The main regional markets, including Saudi, Abu Dhabi and Dubai are now in a bear run having lost more than 20% of their value. It is very clear that these losses, and Black Monday, has help push investors away from local stocks, leading them to look for other opportunities to cover their investments or to hedge themselves against the recent declines.
In the last two months we have seen Middle Eastern investors rush into the FX safe-haven products, and of these the ‘star’ has been the Japanese Yen. We have seen USDJPY volume increased by more than 100%. The euro also acted as a safe-haven with volumes up by 54%, and cable, GBPUSD, volume increased by 33%.

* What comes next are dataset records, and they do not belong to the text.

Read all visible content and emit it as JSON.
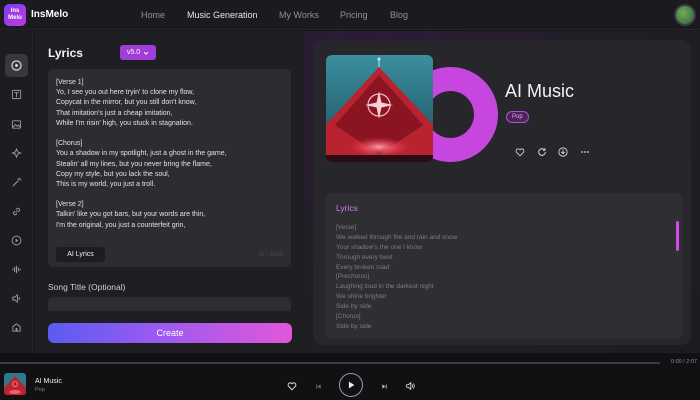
{
  "app": {
    "brand": "InsMelo",
    "logo_text": "Ins Melo"
  },
  "nav": {
    "items": [
      "Home",
      "Music Generation",
      "My Works",
      "Pricing",
      "Blog"
    ],
    "active": "Music Generation"
  },
  "sidebar": {
    "icons": [
      "disc-icon",
      "lyrics-doc-icon",
      "image-icon",
      "sparkle-icon",
      "magic-wand-icon",
      "link-icon",
      "play-circle-icon",
      "waveform-icon",
      "volume-icon",
      "studio-icon"
    ],
    "active": "disc-icon"
  },
  "editor": {
    "title": "Lyrics",
    "version": "v5.0",
    "lyrics_lines": [
      "[Verse 1]",
      "Yo, I see you out here tryin' to clone my flow,",
      "Copycat in the mirror, but you still don't know,",
      "That imitation's just a cheap imitation,",
      "While I'm risin' high, you stuck in stagnation.",
      "",
      "[Chorus]",
      "You a shadow in my spotlight, just a ghost in the game,",
      "Stealin' all my lines, but you never bring the flame,",
      "Copy my style, but you lack the soul,",
      "This is my world, you just a troll.",
      "",
      "[Verse 2]",
      "Talkin' like you got bars, but your words are thin,",
      "I'm the original, you just a counterfeit grin,"
    ],
    "ai_lyrics_button": "AI Lyrics",
    "char_count": "1k / 5000",
    "song_title_label": "Song Title (Optional)",
    "song_title_value": "",
    "create_button": "Create"
  },
  "result": {
    "song_title": "AI Music",
    "genre": "Pop",
    "actions": [
      "heart-icon",
      "remix-icon",
      "download-icon",
      "more-icon"
    ],
    "lyrics_title": "Lyrics",
    "lyrics_lines": [
      "[Verse]",
      "We walked through fire and rain and snow",
      "Your shadow's the one I know",
      "Through every twist",
      "Every broken road",
      "[Prechorus]",
      "Laughing loud in the darkest night",
      "We shine brighter",
      "Side by side",
      "[Chorus]",
      "Side by side"
    ]
  },
  "player": {
    "title": "AI Music",
    "genre": "Pop",
    "time": "0:00 / 2:07",
    "progress": 0
  },
  "colors": {
    "accent": "#c746e0",
    "create_start": "#5a5cf0",
    "create_end": "#e157d8"
  }
}
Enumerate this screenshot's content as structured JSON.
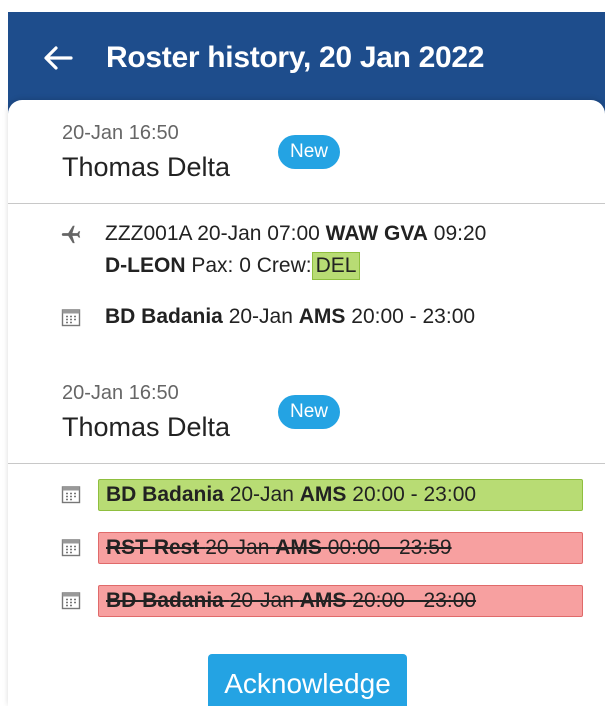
{
  "header": {
    "title": "Roster history, 20 Jan 2022",
    "back_icon": "arrow-left-icon"
  },
  "entries": [
    {
      "time": "20-Jan 16:50",
      "user": "Thomas Delta",
      "badge": "New",
      "flight": {
        "icon": "airplane-icon",
        "code": "ZZZ001A",
        "date_time": "20-Jan 07:00",
        "route": "WAW GVA",
        "arrival": "09:20",
        "registration": "D-LEON",
        "pax": "Pax: 0",
        "crew_label": "Crew:",
        "crew_value": "DEL"
      },
      "duty": {
        "icon": "calendar-icon",
        "code": "BD Badania",
        "date": "20-Jan",
        "place": "AMS",
        "time": "20:00 - 23:00"
      }
    },
    {
      "time": "20-Jan 16:50",
      "user": "Thomas Delta",
      "badge": "New",
      "changes": [
        {
          "status": "added",
          "icon": "calendar-icon",
          "code": "BD Badania",
          "date": "20-Jan",
          "place": "AMS",
          "time": "20:00 - 23:00"
        },
        {
          "status": "removed",
          "icon": "calendar-icon",
          "code": "RST Rest",
          "date": "20-Jan",
          "place": "AMS",
          "time": "00:00 - 23:59"
        },
        {
          "status": "removed",
          "icon": "calendar-icon",
          "code": "BD Badania",
          "date": "20-Jan",
          "place": "AMS",
          "time": "20:00 - 23:00"
        }
      ]
    }
  ],
  "actions": {
    "acknowledge_label": "Acknowledge"
  },
  "colors": {
    "appbar": "#1e4d8c",
    "accent": "#24a3e3",
    "added": "#b8dc74",
    "removed": "#f7a0a0"
  }
}
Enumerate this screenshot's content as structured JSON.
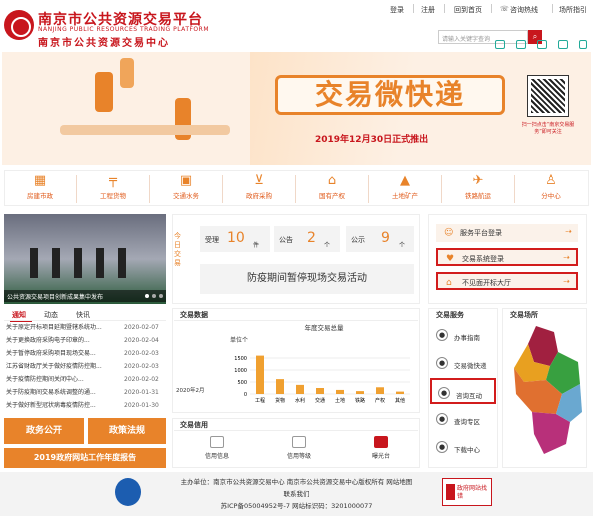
{
  "header": {
    "title_cn": "南京市公共资源交易平台",
    "title_en": "NANJING PUBLIC RESOURCES TRADING PLATFORM",
    "subtitle_cn": "南京市公共资源交易中心",
    "nav": [
      "登录",
      "注册",
      "回到首页",
      "咨询热线",
      "场所指引"
    ],
    "search_placeholder": "请输入关键字查询"
  },
  "banner": {
    "title": "交易微快递",
    "date": "2019年12月30日正式推出",
    "qr_text": "扫一扫点击“南京交易服务”即可关注"
  },
  "categories": [
    {
      "label": "房建市政",
      "icon": "building-icon"
    },
    {
      "label": "工程货物",
      "icon": "crane-icon"
    },
    {
      "label": "交通水务",
      "icon": "bus-icon"
    },
    {
      "label": "政府采购",
      "icon": "cart-icon"
    },
    {
      "label": "国有产权",
      "icon": "bank-icon"
    },
    {
      "label": "土地矿产",
      "icon": "mountain-icon"
    },
    {
      "label": "铁路航运",
      "icon": "plane-icon"
    },
    {
      "label": "分中心",
      "icon": "person-icon"
    }
  ],
  "slide": {
    "caption": "公共资源交易项目创新成果集中发布"
  },
  "trade": {
    "label": "今日交易",
    "stats": [
      {
        "k": "受理",
        "v": "10",
        "u": "件"
      },
      {
        "k": "公告",
        "v": "2",
        "u": "个"
      },
      {
        "k": "公示",
        "v": "9",
        "u": "个"
      }
    ],
    "notice": "防疫期间暂停现场交易活动"
  },
  "right_links": [
    {
      "label": "服务平台登录"
    },
    {
      "label": "交易系统登录"
    },
    {
      "label": "不见面开标大厅"
    }
  ],
  "news": {
    "tabs": [
      "通知",
      "动态",
      "快讯"
    ],
    "items": [
      {
        "title": "关于原定开标项目延期暨辖系统功...",
        "date": "2020-02-07"
      },
      {
        "title": "关于更换政府采购电子印章的...",
        "date": "2020-02-04"
      },
      {
        "title": "关于暂停政府采购项目现场交易...",
        "date": "2020-02-03"
      },
      {
        "title": "江苏省财政厅关于做好疫情防控期...",
        "date": "2020-02-03"
      },
      {
        "title": "关于疫情防控期间关闭中心...",
        "date": "2020-02-02"
      },
      {
        "title": "关于防疫期间交易系统调整的通...",
        "date": "2020-01-31"
      },
      {
        "title": "关于做好新型冠状病毒疫情防控...",
        "date": "2020-01-30"
      }
    ],
    "btn_gov": "政务公开",
    "btn_policy": "政策法规",
    "btn_report": "2019政府网站工作年度报告"
  },
  "stats_section": {
    "title": "交易数据"
  },
  "chart_data": {
    "type": "bar",
    "title": "年度交易总量",
    "ylabel": "单位个",
    "categories": [
      "工程",
      "货物",
      "水利",
      "交通",
      "土地",
      "铁路",
      "产权",
      "其他"
    ],
    "values": [
      1600,
      620,
      380,
      250,
      170,
      120,
      280,
      100
    ],
    "ylim": [
      0,
      2000
    ],
    "yticks": [
      0,
      500,
      1000,
      1500
    ],
    "xlabel_left": "2020年2月"
  },
  "service": {
    "title": "交易服务",
    "items": [
      {
        "label": "办事指南",
        "icon": "guide-icon"
      },
      {
        "label": "交易微快递",
        "icon": "express-icon"
      },
      {
        "label": "咨询互动",
        "icon": "chat-icon"
      },
      {
        "label": "查询专区",
        "icon": "query-icon"
      },
      {
        "label": "下载中心",
        "icon": "download-icon"
      }
    ]
  },
  "places": {
    "title": "交易场所"
  },
  "credit": {
    "title": "交易信用",
    "items": [
      "信用信息",
      "信用等级",
      "曝光台"
    ]
  },
  "footer": {
    "line1": "主办单位：南京市公共资源交易中心    南京市公共资源交易中心版权所有    网站地图",
    "line2": "联系我们",
    "line3": "苏ICP备05004952号-7 网站标识码：3201000077",
    "badge_right": "政府网站找错"
  },
  "colors": {
    "brand": "#c8161d",
    "accent": "#e8832a"
  }
}
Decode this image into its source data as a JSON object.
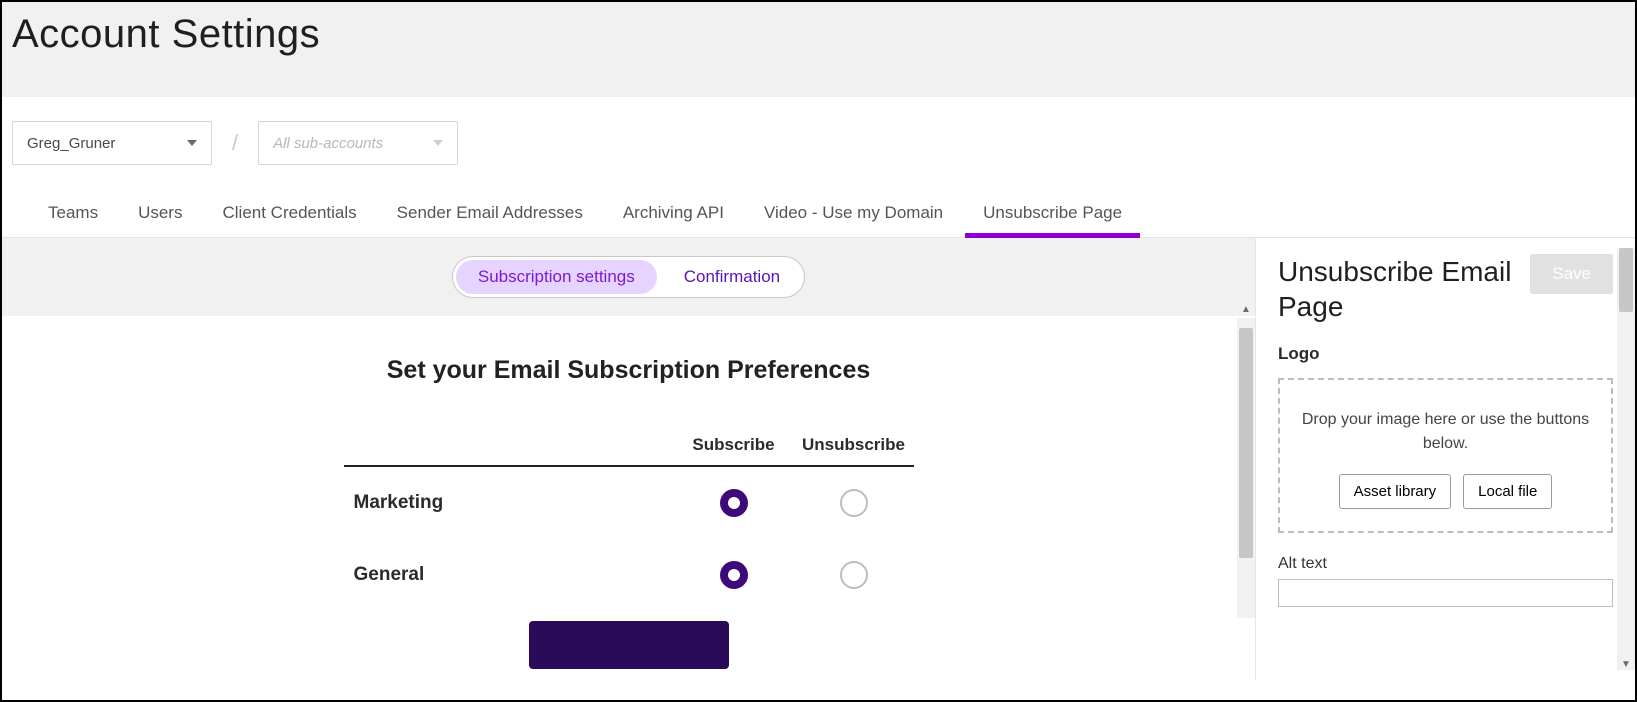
{
  "page_title": "Account Settings",
  "account_selector": {
    "selected": "Greg_Gruner",
    "separator": "/",
    "sub_placeholder": "All sub-accounts"
  },
  "tabs": [
    {
      "label": "Teams",
      "active": false
    },
    {
      "label": "Users",
      "active": false
    },
    {
      "label": "Client Credentials",
      "active": false
    },
    {
      "label": "Sender Email Addresses",
      "active": false
    },
    {
      "label": "Archiving API",
      "active": false
    },
    {
      "label": "Video - Use my Domain",
      "active": false
    },
    {
      "label": "Unsubscribe Page",
      "active": true
    }
  ],
  "segmented": {
    "option_a": "Subscription settings",
    "option_b": "Confirmation",
    "active": "option_a"
  },
  "preview": {
    "heading": "Set your Email Subscription Preferences",
    "columns": {
      "subscribe": "Subscribe",
      "unsubscribe": "Unsubscribe"
    },
    "rows": [
      {
        "label": "Marketing",
        "selected": "subscribe"
      },
      {
        "label": "General",
        "selected": "subscribe"
      }
    ]
  },
  "side_panel": {
    "title": "Unsubscribe Email Page",
    "save_label": "Save",
    "logo_label": "Logo",
    "dropzone_hint": "Drop your image here or use the buttons below.",
    "btn_asset": "Asset library",
    "btn_local": "Local file",
    "alt_label": "Alt text"
  }
}
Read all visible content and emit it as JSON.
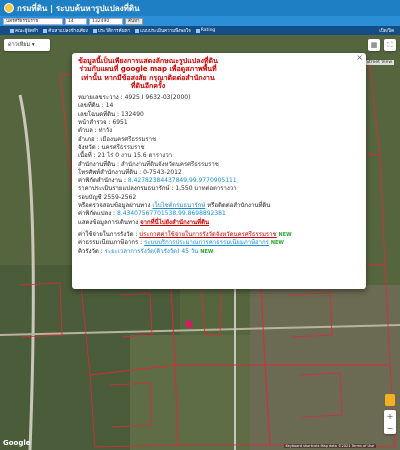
{
  "header": {
    "title": "กรมที่ดิน | ระบบค้นหารูปแปลงที่ดิน"
  },
  "search": {
    "province": "นครศรีธรรมราช",
    "district": "14",
    "parcel": "132490",
    "search_label": "ค้นหา"
  },
  "nav": {
    "items": [
      {
        "label": "คณะผู้จัดทำ",
        "icon": "info-icon"
      },
      {
        "label": "ค้นหาแปลงข้างเคียง",
        "icon": "search-icon"
      },
      {
        "label": "ประวัติการค้นหา",
        "icon": "history-icon"
      },
      {
        "label": "แบบประเมินความพึงพอใจ",
        "icon": "survey-icon"
      },
      {
        "label": "Rating",
        "icon": "star-icon"
      },
      {
        "label": "เปิด/ปิด",
        "icon": "toggle-icon"
      }
    ]
  },
  "map": {
    "type_label": "ดาวเทียม ▾",
    "street_view_label": "Toggle Street View",
    "google_label": "Google",
    "attribution": "Keyboard shortcuts  Map data ©2021  Terms of Use"
  },
  "popup": {
    "warning": "ข้อมูลนี้เป็นเพียงการแสดงลักษณะรูปแปลงที่ดินร่วมกับแผนที่ google map เพื่อดูสภาพพื้นที่เท่านั้น หากมีข้อสงสัย กรุณาติดต่อสำนักงานที่ดินอีกครั้ง",
    "rows": [
      {
        "label": "หมายเลขระวาง : ",
        "value": "4925 I 9632-03(2000)"
      },
      {
        "label": "เลขที่ดิน : ",
        "value": "14"
      },
      {
        "label": "เลขโฉนดที่ดิน : ",
        "value": "132490"
      },
      {
        "label": "หน้าสำรวจ : ",
        "value": "6951"
      },
      {
        "label": "ตำบล : ",
        "value": "ท่าวัง"
      },
      {
        "label": "อำเภอ : ",
        "value": "เมืองนครศรีธรรมราช"
      },
      {
        "label": "จังหวัด : ",
        "value": "นครศรีธรรมราช"
      },
      {
        "label": "เนื้อที่ : ",
        "value": "21 ไร่ 0 งาน 15.6 ตารางวา"
      },
      {
        "label": "สำนักงานที่ดิน : ",
        "value": "สำนักงานที่ดินจังหวัดนครศรีธรรมราช"
      },
      {
        "label": "โทรศัพท์สำนักงานที่ดิน : ",
        "value": "0-7543-2012"
      }
    ],
    "office_coord_label": "ค่าพิกัดสำนักงาน : ",
    "office_coord_value": "8.42782384437849,99.9770905111",
    "price_label": "ราคาประเมินรายแปลงกรมธนารักษ์ : ",
    "price_value": "1,550 บาทต่อตารางวา",
    "cycle_label": "รอบบัญชี ",
    "cycle_value": "2559-2562",
    "treasury_text": "หรือตรวจสอบข้อมูลผ่านทาง ",
    "treasury_link": "เว็บไซต์กรมธนารักษ์",
    "treasury_tail": " หรือติดต่อสำนักงานที่ดิน",
    "parcel_coord_label": "ค่าพิกัดแปลง : ",
    "parcel_coord_value": "8.43407567701538,99.8698892381",
    "disclaimer_label": "แสดงข้อมูลการเดินทาง ",
    "disclaimer_link": "จากที่นี่ไปยังสำนักงานที่ดิน",
    "fee_label": "ค่าใช้จ่ายในการรังวัด : ",
    "fee_link": "ประกาศค่าใช้จ่ายในการรังวัดจังหวัดนครศรีธรรมราช",
    "fee_tag": "NEW",
    "process_label": "ค่าธรรมเนียมภาษีอากร : ",
    "process_link": "ระบบบริการประมาณการค่าธรรมเนียมภาษีอากร",
    "process_tag": "NEW",
    "duration_label": "คิวรังวัด : ",
    "duration_value": "ระยะเวลาการรังวัด(คิวรังวัด) 45 วัน",
    "duration_tag": "NEW"
  },
  "colors": {
    "header": "#1e7fc4",
    "nav": "#154e86",
    "warning": "#d40000",
    "link": "#1a8fd8",
    "parcel_line": "#e0283a"
  }
}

In just two months, July and August, as equities edged lower often suffering from increased levels of profit taking at the end of each week, the trading of FX products as a whole increased by more than 22%. The general collapse in emerging markets and further sharp declines in oil all helping to fund the move. In fact as soon as oil fell below US$70 a barrel we started to see greatly increased regional FX volumes.
Having invested in FX the Middle Eastern traders are all waiting for and pricing in the US Federal Reserve’s rate hike. Many reports, a lot of research, analysis and publications, as well as the local media are still positive about a hike, but we are advising more caution. The Fed has a long history of delaying rate hikes but sometimes events overtake economics, so no-one can be 100% certain about what will happen.
Those with long memories will recall 1998, when the Federal Reserve was promising the world it would raise the Fed Fund Rate. Back then the emerging markets collapsed on massive outflows and the Fed, instead of raising the rate, was forced to cut it three times. This time, the rate is already low and cannot go lower. With the risk of global deflation due to declining prices in commodities, the Fed has no option to cut, but it may delay the rate hike again. This would be another opportunity for investors and the markets to stabilize, reposition, start looking for new opportunities and evaluate the coming fundamentals.